Miré de nuevo a la osa, que sacudía la cabeza, momentáneamente aturdida. No sabía qué era peor: morir entre las garras de un animal feroz o huir con un salvaje neanderthal a caballo. Él me tendió la mano: tenía las uñas negras de mugre.

—¡Vámonos! —urgió.

Le di la mano, y tiró de mí. Me senté detrás de él, en la grupa del caballo. El chico olía a sudor y a humo.

Con un ¡arre!, emprendimos la marcha por la carretera cubierta de musgo. Rodeé con un brazo el musculoso pecho del muchacho y me volví para mirar una vez más a la osa. Se había levantado y corría detrás de nosotros, pero su gigantesco cuerpo castaño se estremecía debido al esfuerzo.

Mi salvador aferró las agrietadas riendas de cuero, desviando al caballo de la carretera principal para conducirlo entre la densa arboleda del bosque. La osa se acercó tanto que le mordió la cola al caballo.

—¡Más rápido! ¡Tienes que ir más rápido! —grité.

El caballo aceleró, pero la osa nos seguía demasiado cerca, sin mostrar la menor señal de cansancio. Mis piernas, empapadas de sudor, resbalaban. Me agarré al chico, clavándole las uñas en la piel. Él se inclinó hacia delante, y el viento rugió sobre nosotros.
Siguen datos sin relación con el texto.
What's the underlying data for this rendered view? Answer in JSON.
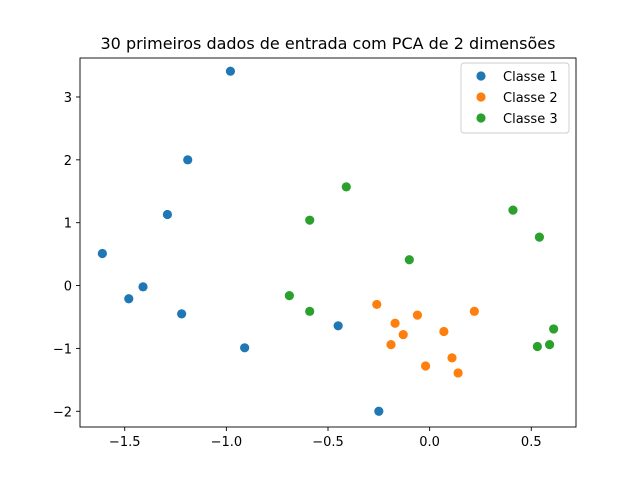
{
  "chart_data": {
    "type": "scatter",
    "title": "30 primeiros dados de entrada com PCA de 2 dimensões",
    "xlabel": "",
    "ylabel": "",
    "xlim": [
      -1.72,
      0.72
    ],
    "ylim": [
      -2.25,
      3.62
    ],
    "xticks": [
      -1.5,
      -1.0,
      -0.5,
      0.0,
      0.5
    ],
    "xtick_labels": [
      "−1.5",
      "−1.0",
      "−0.5",
      "0.0",
      "0.5"
    ],
    "yticks": [
      -2,
      -1,
      0,
      1,
      2,
      3
    ],
    "ytick_labels": [
      "−2",
      "−1",
      "0",
      "1",
      "2",
      "3"
    ],
    "grid": false,
    "legend_position": "top-right",
    "series": [
      {
        "name": "Classe 1",
        "color": "#1f77b4",
        "points": [
          [
            -0.98,
            3.41
          ],
          [
            -1.19,
            2.0
          ],
          [
            -1.29,
            1.13
          ],
          [
            -1.61,
            0.51
          ],
          [
            -1.41,
            -0.02
          ],
          [
            -1.48,
            -0.21
          ],
          [
            -1.22,
            -0.45
          ],
          [
            -0.91,
            -0.99
          ],
          [
            -0.45,
            -0.64
          ],
          [
            -0.25,
            -2.0
          ]
        ]
      },
      {
        "name": "Classe 2",
        "color": "#ff7f0e",
        "points": [
          [
            -0.26,
            -0.3
          ],
          [
            -0.17,
            -0.6
          ],
          [
            -0.13,
            -0.78
          ],
          [
            -0.06,
            -0.47
          ],
          [
            -0.19,
            -0.94
          ],
          [
            0.22,
            -0.41
          ],
          [
            0.07,
            -0.73
          ],
          [
            0.11,
            -1.15
          ],
          [
            0.14,
            -1.39
          ],
          [
            -0.02,
            -1.28
          ]
        ]
      },
      {
        "name": "Classe 3",
        "color": "#2ca02c",
        "points": [
          [
            -0.41,
            1.57
          ],
          [
            -0.59,
            1.04
          ],
          [
            -0.1,
            0.41
          ],
          [
            -0.69,
            -0.16
          ],
          [
            -0.59,
            -0.41
          ],
          [
            0.41,
            1.2
          ],
          [
            0.54,
            0.77
          ],
          [
            0.61,
            -0.69
          ],
          [
            0.59,
            -0.94
          ],
          [
            0.53,
            -0.97
          ]
        ]
      }
    ]
  }
}
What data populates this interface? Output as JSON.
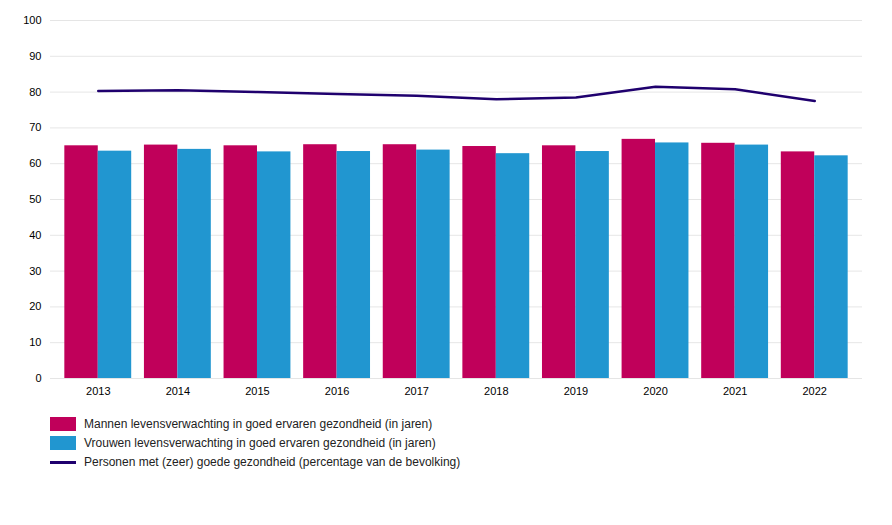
{
  "chart_data": {
    "type": "bar",
    "categories": [
      "2013",
      "2014",
      "2015",
      "2016",
      "2017",
      "2018",
      "2019",
      "2020",
      "2021",
      "2022"
    ],
    "series": [
      {
        "name": "Mannen levensverwachting in goed ervaren gezondheid (in jaren)",
        "type": "bar",
        "color": "#C0005A",
        "values": [
          65.0,
          65.2,
          65.0,
          65.3,
          65.3,
          64.8,
          65.0,
          66.8,
          65.7,
          63.3
        ]
      },
      {
        "name": "Vrouwen levensverwachting in goed ervaren gezondheid (in jaren)",
        "type": "bar",
        "color": "#2196D0",
        "values": [
          63.5,
          64.0,
          63.3,
          63.4,
          63.8,
          62.8,
          63.4,
          65.8,
          65.2,
          62.2
        ]
      },
      {
        "name": "Personen met (zeer) goede gezondheid (percentage van de bevolking)",
        "type": "line",
        "color": "#1F006E",
        "values": [
          80.3,
          80.5,
          80.0,
          79.5,
          79.0,
          78.0,
          78.5,
          81.5,
          80.8,
          77.5
        ]
      }
    ],
    "ylim": [
      0,
      100
    ],
    "yticks": [
      0,
      10,
      20,
      30,
      40,
      50,
      60,
      70,
      80,
      90,
      100
    ],
    "grid": true,
    "legend": "lower left"
  }
}
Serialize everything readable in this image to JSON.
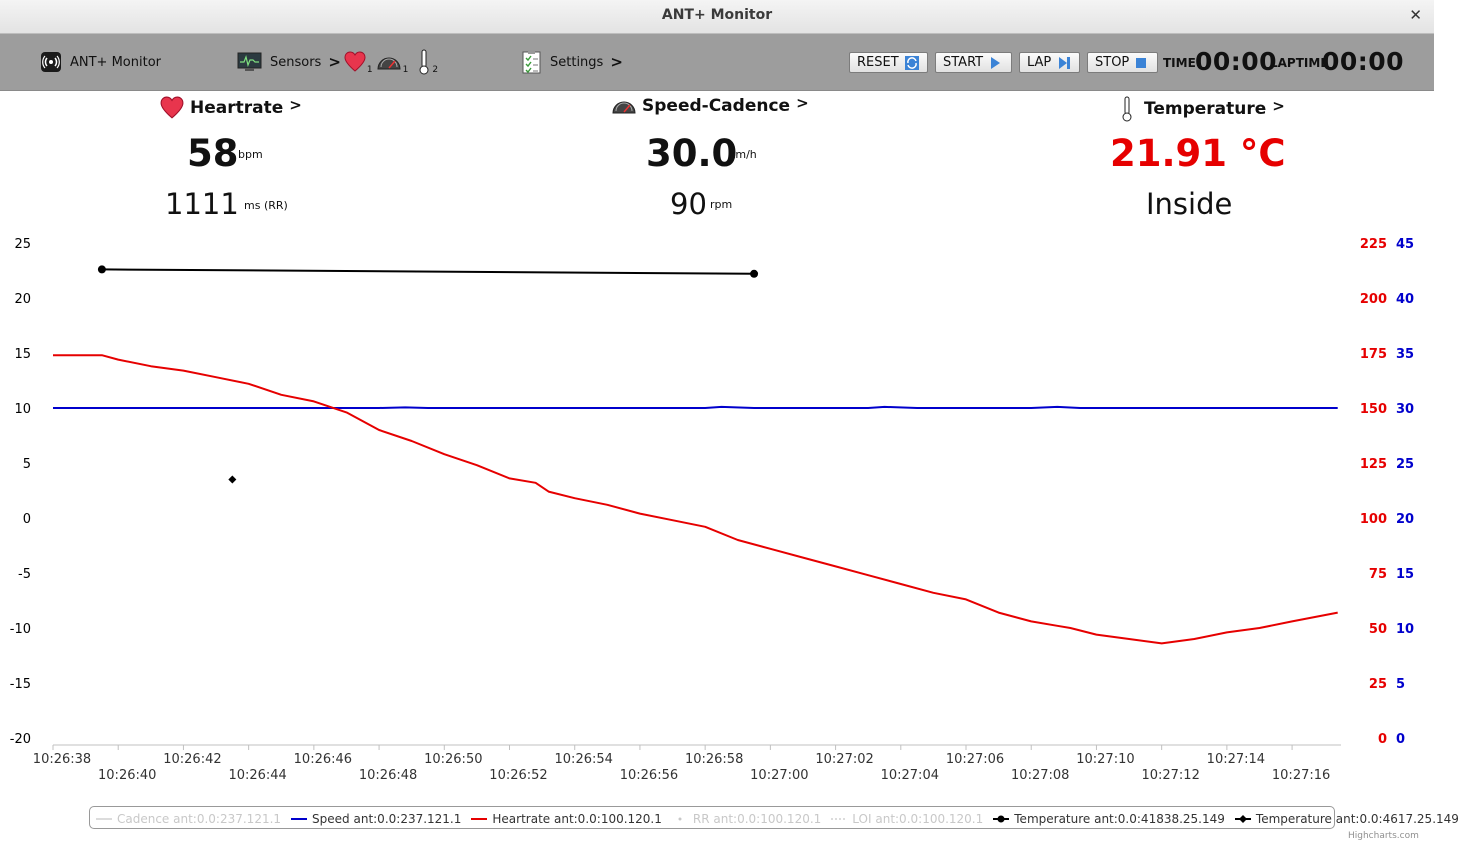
{
  "window": {
    "title": "ANT+ Monitor",
    "close": "✕"
  },
  "toolbar": {
    "app_label": "ANT+ Monitor",
    "sensors_label": "Sensors",
    "sensors_arrow": ">",
    "heart_count": "1",
    "speed_count": "1",
    "temp_count": "2",
    "settings_label": "Settings",
    "settings_arrow": ">",
    "reset_label": "RESET",
    "start_label": "START",
    "lap_label": "LAP",
    "stop_label": "STOP",
    "time_label": "TIME",
    "time_value": "00:00",
    "laptime_label": "LAPTIME",
    "laptime_value": "00:00"
  },
  "panels": {
    "heartrate": {
      "title": "Heartrate",
      "arrow": ">",
      "value": "58",
      "unit": "bpm",
      "rr_value": "1111",
      "rr_unit": "ms (RR)"
    },
    "speed": {
      "title": "Speed-Cadence",
      "arrow": ">",
      "value": "30.0",
      "unit": "km/h",
      "cadence_value": "90",
      "cadence_unit": "rpm"
    },
    "temperature": {
      "title": "Temperature",
      "arrow": ">",
      "value": "21.91 °C",
      "location": "Inside"
    }
  },
  "colors": {
    "heartrate": "#e60000",
    "speed": "#0000cc",
    "temperature": "#000000",
    "cadence": "#bbbbbb"
  },
  "credit": "Highcharts.com",
  "chart_data": {
    "type": "line",
    "title": "",
    "x_ticks_upper": [
      "10:26:38",
      "10:26:42",
      "10:26:46",
      "10:26:50",
      "10:26:54",
      "10:26:58",
      "10:27:02",
      "10:27:06",
      "10:27:10",
      "10:27:14"
    ],
    "x_ticks_lower": [
      "10:26:40",
      "10:26:44",
      "10:26:48",
      "10:26:52",
      "10:26:56",
      "10:27:00",
      "10:27:04",
      "10:27:08",
      "10:27:12",
      "10:27:16"
    ],
    "xlim": [
      "10:26:38",
      "10:27:17.5"
    ],
    "y_axes": [
      {
        "id": "temp",
        "side": "left",
        "color": "#000000",
        "ylim": [
          -20,
          25
        ],
        "ticks": [
          "25",
          "20",
          "15",
          "10",
          "5",
          "0",
          "-5",
          "-10",
          "-15",
          "-20"
        ]
      },
      {
        "id": "hr",
        "side": "right",
        "color": "#e60000",
        "ylim": [
          0,
          225
        ],
        "ticks": [
          "225",
          "200",
          "175",
          "150",
          "125",
          "100",
          "75",
          "50",
          "25",
          "0"
        ]
      },
      {
        "id": "speed",
        "side": "right",
        "color": "#0000cc",
        "ylim": [
          0,
          45
        ],
        "ticks": [
          "45",
          "40",
          "35",
          "30",
          "25",
          "20",
          "15",
          "10",
          "5",
          "0"
        ]
      }
    ],
    "series": [
      {
        "name": "Cadence ant:0.0:237.121.1",
        "axis": "speed",
        "color": "#bbbbbb",
        "visible": false,
        "marker": "none",
        "points": []
      },
      {
        "name": "Speed ant:0.0:237.121.1",
        "axis": "speed",
        "color": "#0000cc",
        "visible": true,
        "marker": "none",
        "points": [
          [
            "10:26:38",
            30.0
          ],
          [
            "10:26:48",
            30.0
          ],
          [
            "10:26:48.8",
            30.05
          ],
          [
            "10:26:49.5",
            30.0
          ],
          [
            "10:26:58",
            30.0
          ],
          [
            "10:26:58.5",
            30.1
          ],
          [
            "10:26:59.5",
            30.0
          ],
          [
            "10:27:03",
            30.0
          ],
          [
            "10:27:03.5",
            30.1
          ],
          [
            "10:27:04.5",
            30.0
          ],
          [
            "10:27:08",
            30.0
          ],
          [
            "10:27:08.8",
            30.1
          ],
          [
            "10:27:09.5",
            30.0
          ],
          [
            "10:27:17.4",
            30.0
          ]
        ]
      },
      {
        "name": "Heartrate ant:0.0:100.120.1",
        "axis": "hr",
        "color": "#e60000",
        "visible": true,
        "marker": "none",
        "points": [
          [
            "10:26:38",
            174
          ],
          [
            "10:26:39.5",
            174
          ],
          [
            "10:26:40",
            172
          ],
          [
            "10:26:41",
            169
          ],
          [
            "10:26:42",
            167
          ],
          [
            "10:26:43",
            164
          ],
          [
            "10:26:44",
            161
          ],
          [
            "10:26:45",
            156
          ],
          [
            "10:26:46",
            153
          ],
          [
            "10:26:47",
            148
          ],
          [
            "10:26:48",
            140
          ],
          [
            "10:26:49",
            135
          ],
          [
            "10:26:50",
            129
          ],
          [
            "10:26:51",
            124
          ],
          [
            "10:26:52",
            118
          ],
          [
            "10:26:52.8",
            116
          ],
          [
            "10:26:53.2",
            112
          ],
          [
            "10:26:54",
            109
          ],
          [
            "10:26:55",
            106
          ],
          [
            "10:26:56",
            102
          ],
          [
            "10:26:57",
            99
          ],
          [
            "10:26:58",
            96
          ],
          [
            "10:26:59",
            90
          ],
          [
            "10:27:00",
            86
          ],
          [
            "10:27:01",
            82
          ],
          [
            "10:27:02",
            78
          ],
          [
            "10:27:03",
            74
          ],
          [
            "10:27:04",
            70
          ],
          [
            "10:27:05",
            66
          ],
          [
            "10:27:06",
            63
          ],
          [
            "10:27:07",
            57
          ],
          [
            "10:27:08",
            53
          ],
          [
            "10:27:08.8",
            51
          ],
          [
            "10:27:09.2",
            50
          ],
          [
            "10:27:10",
            47
          ],
          [
            "10:27:11",
            45
          ],
          [
            "10:27:12",
            43
          ],
          [
            "10:27:13",
            45
          ],
          [
            "10:27:14",
            48
          ],
          [
            "10:27:15",
            50
          ],
          [
            "10:27:16",
            53
          ],
          [
            "10:27:17.4",
            57
          ]
        ]
      },
      {
        "name": "RR ant:0.0:100.120.1",
        "axis": "hr",
        "color": "#bbbbbb",
        "visible": false,
        "marker": "none",
        "points": []
      },
      {
        "name": "LOI ant:0.0:100.120.1",
        "axis": "hr",
        "color": "#bbbbbb",
        "visible": false,
        "marker": "none",
        "points": []
      },
      {
        "name": "Temperature ant:0.0:41838.25.149",
        "axis": "temp",
        "color": "#000000",
        "visible": true,
        "marker": "circle",
        "points": [
          [
            "10:26:39.5",
            22.6
          ],
          [
            "10:26:59.5",
            22.2
          ]
        ]
      },
      {
        "name": "Temperature ant:0.0:4617.25.149",
        "axis": "temp",
        "color": "#000000",
        "visible": true,
        "marker": "diamond",
        "points": [
          [
            "10:26:43.5",
            3.5
          ]
        ]
      }
    ],
    "grid": false,
    "legend_position": "bottom"
  }
}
La osa volvió a abrir su feroz mandíbula.

Mirando por encima del hombro del chico, vi frente a nosotros una quebrada, de casi metro y medio de ancho, que parecía un antiguo canal de aguas residuales; debía de tener unos cinco metros de profundidad.

—¡Cuidado! —exclamé, pero él continuó, más rápido que antes.
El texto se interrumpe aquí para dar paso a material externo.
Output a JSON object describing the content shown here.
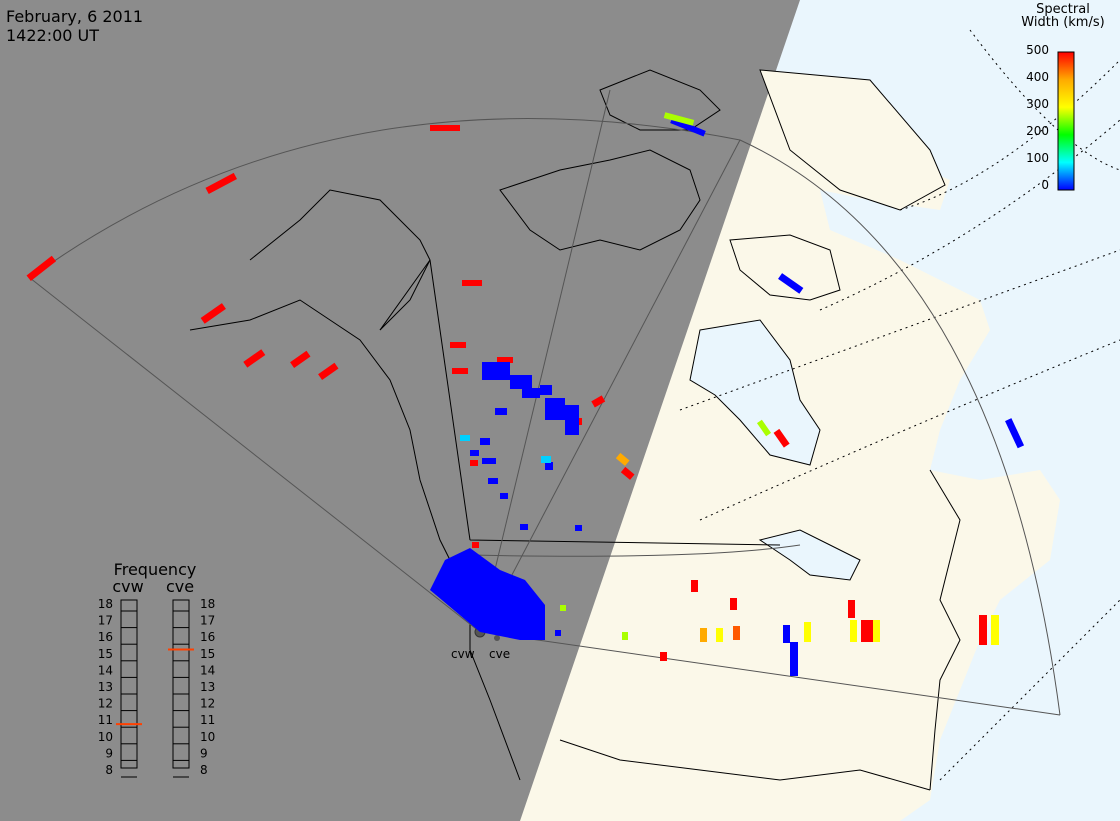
{
  "header": {
    "date": "February, 6 2011",
    "time": "1422:00 UT"
  },
  "colorbar": {
    "title_line1": "Spectral",
    "title_line2": "Width (km/s)",
    "ticks": [
      "500",
      "400",
      "300",
      "200",
      "100",
      "0"
    ],
    "range": [
      0,
      500
    ],
    "colors": [
      "#ff0000",
      "#ffaa00",
      "#ffff00",
      "#00ff00",
      "#00ffff",
      "#0000ff"
    ]
  },
  "frequency_panel": {
    "title": "Frequency",
    "radars": [
      "cvw",
      "cve"
    ],
    "scale": [
      "18",
      "17",
      "16",
      "15",
      "14",
      "13",
      "12",
      "11",
      "10",
      "9",
      "8"
    ],
    "cvw_freq": 10.7,
    "cve_freq": 15.2,
    "marker_color": "#ff4000"
  },
  "radar_sites": {
    "cvw_label": "cvw",
    "cve_label": "cve"
  },
  "colors": {
    "night_shade": "#8c8c8c",
    "day_land": "#fbf8e9",
    "ocean": "#eaf6fd",
    "coast": "#000000",
    "fov_outline": "#555555"
  },
  "legend_scale_units": "km/s"
}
—¿Por qué no me dejas que maneje yo el caballo? —gritó girando la cabeza hacia mí. Detrás de nosotros la osa corría con todas sus fuerzas, sin apartar los ojos de las ancas del caballo.

—¡Nooo! —susurré cuando me percaté de que nos precipitábamos hacia la quebrada. Si no lo conseguíamos, el animal nos devoraría vivos y estaríamos atrapados en el fondo del canal, sin posibilidad de escondernos—. No, por favor.
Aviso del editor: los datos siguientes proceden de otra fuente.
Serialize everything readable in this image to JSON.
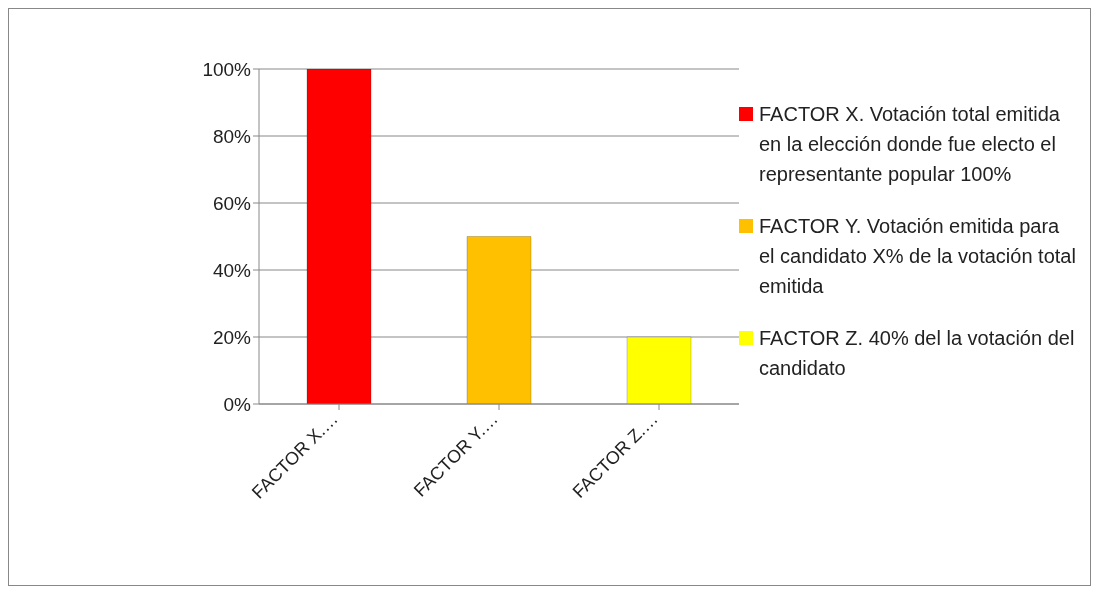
{
  "chart_data": {
    "type": "bar",
    "categories": [
      "FACTOR X.…",
      "FACTOR Y.…",
      "FACTOR Z.…"
    ],
    "series": [
      {
        "name": "FACTOR X. Votación total emitida en la elección donde fue electo el representante popular 100%",
        "color": "#ff0000",
        "values": [
          100,
          null,
          null
        ]
      },
      {
        "name": "FACTOR Y. Votación emitida para el candidato X% de la votación total emitida",
        "color": "#ffc000",
        "values": [
          null,
          50,
          null
        ]
      },
      {
        "name": "FACTOR Z. 40% del la votación del candidato",
        "color": "#ffff00",
        "values": [
          null,
          null,
          20
        ]
      }
    ],
    "stacked": true,
    "ylim": [
      0,
      100
    ],
    "yticks": [
      {
        "value": 0,
        "label": "0%"
      },
      {
        "value": 20,
        "label": "20%"
      },
      {
        "value": 40,
        "label": "40%"
      },
      {
        "value": 60,
        "label": "60%"
      },
      {
        "value": 80,
        "label": "80%"
      },
      {
        "value": 100,
        "label": "100%"
      }
    ],
    "grid": "y",
    "legend": "right"
  }
}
Pero el caballo, estirando las patas delanteras, ya estaba a punto de salir disparado hacia el otro lado del precipicio.

El estómago me dio un vuelco. Durante un momento me sentí volar, y luego se produjo el duro impacto de los cascos contra el suelo. Contemplé el campo de caléndulas que nos rodeaba. Habíamos saltado.

Volví la cabeza por última vez, temiendo que la osa se abalanzase sobre nosotros, pero resbaló al borde del precipicio. Lo último que oí fue un rugido furioso mientras se precipitaba por el escarpado precipicio y aterrizaba, con un golpe sordo, en el fangoso fondo de la quebrada.